At €€€, Ba is priced in the same bracket as Milan's mid-to-upper Italian fine dining tier, which makes the value case rest entirely on how much you want modern Chinese cooking done at that level. The Michelin Plate recognition (2024) confirms the kitchen meets a documented quality threshold. If you are comparing it to a neighbourhood Chinese meal, the price gap is hard to justify; if you are choosing between Ba and a comparably priced Italian restaurant in Milan, Ba offers a genuinely different format that the city's restaurant scene does not replicate often.
If you want Michelin-level cooking in Milan but prefer Italian cuisine, Seta and Andrea Aprea both operate at a comparable or higher price point with stronger tasting menu credentials.

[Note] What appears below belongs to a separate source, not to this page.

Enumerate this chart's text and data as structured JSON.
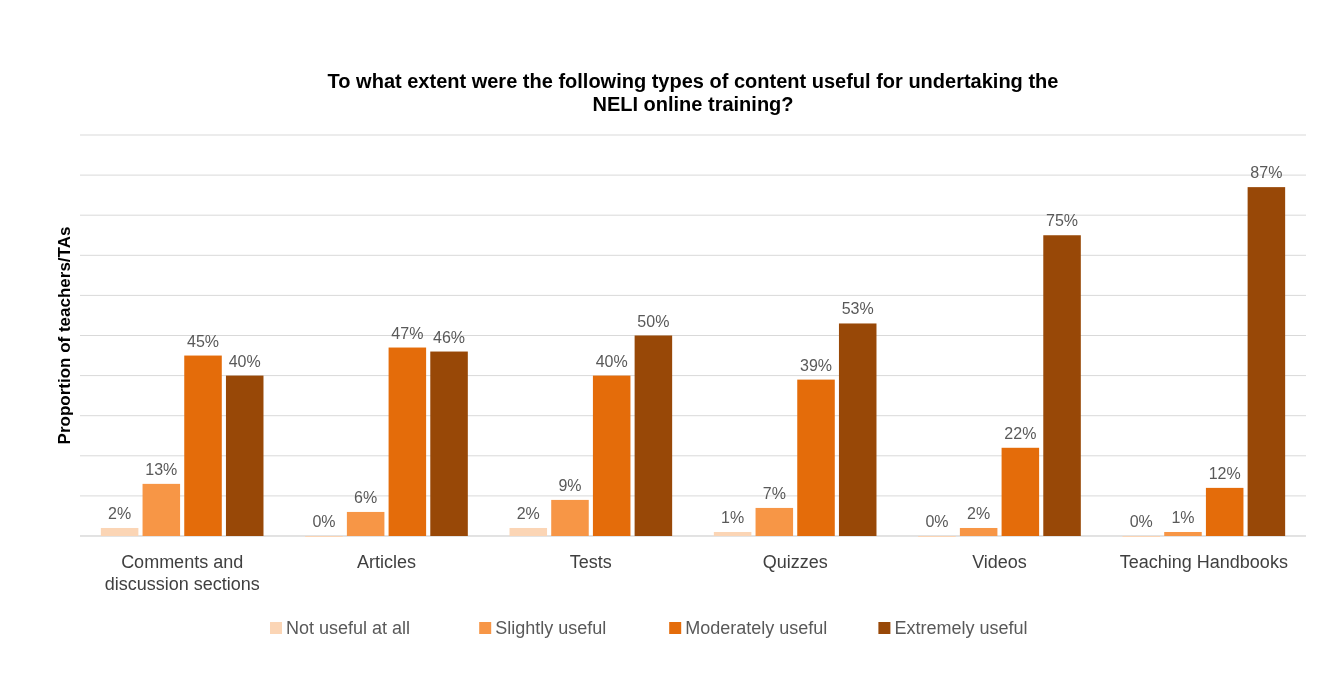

Horto is the choice if you want a more modern, produce-led format at similar prices. Cracco in Galleria and Enrico Bartolini sit at the higher end of the Milan fine dining spectrum and suit occasions where the full Italian fine dining experience is the point. Ba is the only option in this peer group for modern Chinese at this price tier in the city.
Keep this venue in your Pearl passport, rate it after you visit, and track it alongside every other place you collect.